Mayor Jon Mitchell has filed a Home Rule Petition with the City Council that would reform the way New Bedford Fire Department leadership is selected, by removing the positions of Fire Chief and Deputy Fire Chief from the state’s Civil Service System. The measure would not apply to the current holders of the two positions, only to their successors.

The change in the hiring process would allow for the selection of candidates based on their proven leadership capabilities, knowledge, and skills most suited to the needs of the City, rather than a one-time exam or assessment that’s administered by the state and attempts to determine in one day the fitness for the Fire Department’s top executive management positions.

The exam and related assessment process are based on statewide criteria with no content tailored to the specific challenges or needs of New Bedford.

“By making ascension to the top ranks essentially a function of longevity and exam scores, the cultivation of individual leadership ability within the Fire Department is de-incentivized,” Mayor Jon Mitchell said. “No executive management positions in the private sector are filled by one-time tests or evaluations–and with very good reason. It takes time and careful attention to determine whether someone has the leadership skills and disposition to serve effectively in a senior executive role.”

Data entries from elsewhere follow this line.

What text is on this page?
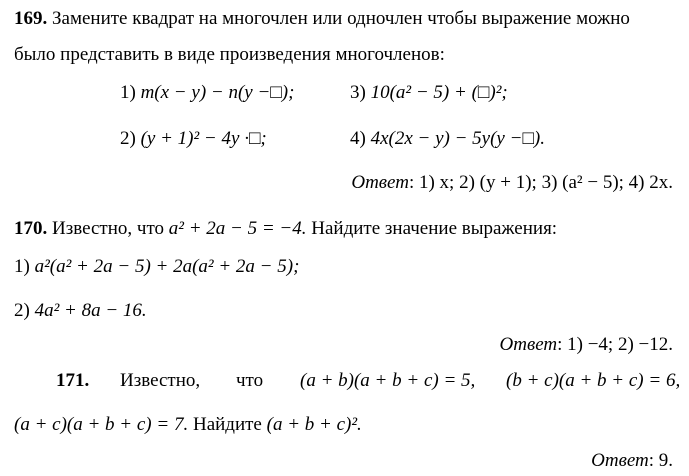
169. Замените квадрат на многочлен или одночлен чтобы выражение можно
было представить в виде произведения многочленов:
1) m(x − y) − n(y −□);	3) 10(a² − 5) + (□)²;
2) (y + 1)² − 4y ·□;	4) 4x(2x − y) − 5y(y −□).
Ответ: 1) x; 2) (y + 1); 3) (a² − 5); 4) 2x.
170. Известно, что a² + 2a − 5 = −4. Найдите значение выражения:
1) a²(a² + 2a − 5) + 2a(a² + 2a − 5);
2) 4a² + 8a − 16.
Ответ: 1) −4; 2) −12.
171. Известно, что (a + b)(a + b + c) = 5, (b + c)(a + b + c) = 6,
(a + c)(a + b + c) = 7. Найдите (a + b + c)².
Ответ: 9.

The Mayor added, “The New Bedford City Council voted in 1996 to remove the positions of Police Chief and Deputy Police Chief from Civil Service, precisely because the system constrained the City’s ability to select the best candidates for these positions. New Bedford Fire Department is currently under the capable command of Fire Chief Scott Kruger and Deputy Chief Brian Medeiros. We have an effective leadership team despite the Civil Service system, not because of it. It’s time for the City to take a long-overdue step of removing the 19th-century constraints on leadership and development so that New Bedford will, in future decisions, have the best chance at having the leadership necessary for our Fire Department to perform with maximum effectiveness.”

Many Massachusetts municipalities already have taken steps to remove their Chiefs and/or Deputies from the Civil Service System. Cities including Lowell and Lawrence, and towns including neighboring Dartmouth, all have chosen to have non-Civil Service fire chiefs and/or deputies.

The Civil Service system was enacted in the late 19th century when positions in public employment were subject to minimal standards for appointment, and political patronage was rampant. At the system’s core is the requirement that hiring and promotion be based largely on a written examination that is scored by a state agency, which ordinarily has no distinct tie to New Bedford. This method unduly ties the city’s hands when selecting a fire chief.

The exam objectifies hiring and promotion decisions, effectively erecting a barrier to patronage. Nearly 150 years later, the system still serves that purpose for entry-level employees–but it inhibits the cultivation of leadership necessary to the success of large organizations. Effective organizational leadership requires skills, knowledge, and abilities that cannot be adequately measured on a standardized exam or assessment.